Jam di laptop Sakura sudah menunjukkan pukul 10 malam. Tapi sang pemilik laptop masih berkutat dengan tulisannya. Kacamata berwarna merahnya masih bertengger cantik di wajahnya. Kedua mata emerald-nya berkutat kepada tulisan di microsoft word yang sepertinya butuh waktu lama untuk selesai.

Waktu yang seharusnya digunakan Sakura untuk beristirahat karena efek perjalanan penjang yang dilaluinya tadi tak dihiraukannya. Ia lebih memprioritaskan tulisan di laptopnya—rutinitas malamnya yang tak bisa ia abaikan.

Ketika sudah mendekati tengah malam, barulah Sakura menyerah. Ia akan menyelesaikan tulisannya di esok hari bila ada kesempatan. Kedua matanya sudah tak bersahabat lagi.
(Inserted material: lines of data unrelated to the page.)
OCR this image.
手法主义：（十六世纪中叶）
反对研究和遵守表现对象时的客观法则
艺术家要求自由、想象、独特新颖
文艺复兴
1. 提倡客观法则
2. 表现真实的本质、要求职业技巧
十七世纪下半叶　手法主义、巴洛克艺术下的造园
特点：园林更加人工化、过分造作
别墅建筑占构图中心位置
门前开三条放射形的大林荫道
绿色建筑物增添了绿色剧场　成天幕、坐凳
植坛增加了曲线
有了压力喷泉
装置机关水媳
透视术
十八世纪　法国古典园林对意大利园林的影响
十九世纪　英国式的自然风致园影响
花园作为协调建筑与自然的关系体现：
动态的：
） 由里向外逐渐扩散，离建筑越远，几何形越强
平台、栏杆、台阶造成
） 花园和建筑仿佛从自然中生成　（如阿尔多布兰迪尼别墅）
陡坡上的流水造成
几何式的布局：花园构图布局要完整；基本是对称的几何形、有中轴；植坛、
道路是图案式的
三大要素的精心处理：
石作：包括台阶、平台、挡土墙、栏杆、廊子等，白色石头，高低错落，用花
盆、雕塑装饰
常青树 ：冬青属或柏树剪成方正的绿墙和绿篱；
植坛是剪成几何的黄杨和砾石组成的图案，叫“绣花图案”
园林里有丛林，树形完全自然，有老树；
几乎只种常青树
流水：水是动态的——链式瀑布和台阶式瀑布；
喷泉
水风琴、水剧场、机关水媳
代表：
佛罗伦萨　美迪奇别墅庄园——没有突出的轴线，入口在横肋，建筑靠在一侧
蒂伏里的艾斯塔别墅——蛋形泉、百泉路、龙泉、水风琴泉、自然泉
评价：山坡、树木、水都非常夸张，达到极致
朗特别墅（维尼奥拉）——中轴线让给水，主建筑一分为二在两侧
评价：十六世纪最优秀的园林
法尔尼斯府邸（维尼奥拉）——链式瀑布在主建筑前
Ia harus beristirahat.

Setelah mematikan laptopnya ia berbaring di kasur yang masih terasa baru di punggungnya. Semoga ia bisa tidur nyenyak dengan suasana baru di sekitarnya.

Sangat baru malahan. Ia bahkan berpikir ulang, apakah dirinya akan baik-baik saja di Konoha. Di rumah ini. Di sekolah nanti. Apakah ia bisa mendapatkan teman baru? Apakah ia bisa melupakan kejadian-kejadian buruk di masa lalunya? Apakah ia bisa melupakan kekecewaan yang dialaminya di Suna? Penyesalan, nasib buruk dan pengkhianatan yang dialaminya?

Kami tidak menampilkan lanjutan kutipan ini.